如果母爱有形状,那一定是缝纫机上那根永不断裂的线。小时候,我总爱趴在母亲身边,看她踩动老式缝纫机。那“嗒嗒嗒”的声音像一首催眠曲,而针脚密密地爬过布面,织出一件件温暖的衣裳。
记得那年冬天,我报名参加了学校的朗诵比赛。为了让我上台时显得精神,母亲连夜赶制了一件新棉袄。夜深了,台灯的光晕笼罩着她微微佝偻的背影。我偷偷睁开眼,看见她一次次拆掉缝错的线,又一次次重新穿过针眼。第二天清晨,棉袄平整地放在我的床头,袖口还绣了一朵小小的梅花。那一刻,我突然明白——母爱不是惊天动地的誓言,而是深夜里“嗒嗒”作响的缝纫机,是把温暖一针一线地缝进我的生命里。
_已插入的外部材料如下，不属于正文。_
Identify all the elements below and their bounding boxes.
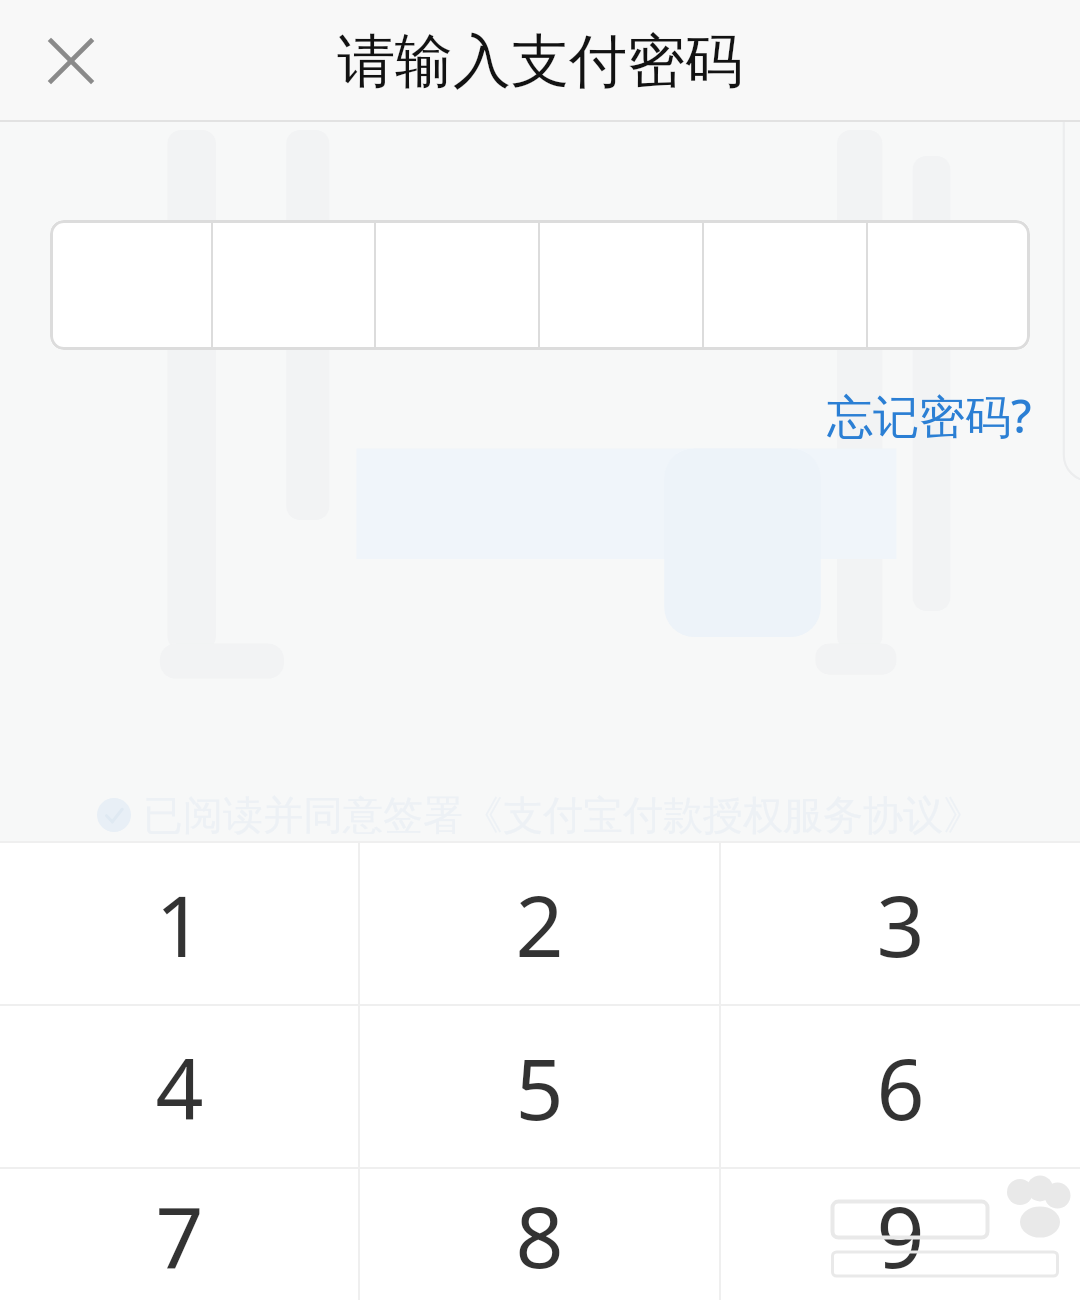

后来我渐渐长大,开始嫌弃那件棉袄太过朴素。母亲什么也没说,只是默默地将它收进柜底。直到一次整理旧物,我重新翻出那件棉袄,才发现梅花旁边又多了一行细密的小字:“吾儿安康”。针脚歪歪扭扭,却每一个字都透着小心翼翼。我的泪瞬间涌了出来——原来这些年,母亲一直用她的方式爱着我,哪怕我从未回头看过她一眼。
如今,缝纫机已经落满了灰尘,母亲的手也因风湿而不再灵活。但每当她为我缝补袜子上的破洞时,我依然能看见那根穿过岁月长河的线,一端连着母亲的青春,一端系着我漂泊的心。有人说,母爱就像空气,平凡到让人忽略;可我想说,母爱更像那件褪色的棉袄,哪怕旧了、小了,依然能挡风御寒。
作家冰心曾写道:“母亲啊!你是荷叶,我是红莲。”而在我心里,母亲是那片永远温暖的布,用一生的时光为我裁剪出最美的衣裳。岁月会老去,针脚会磨损,但那份深沉的爱,早已缝进了我生命的每一寸肌理。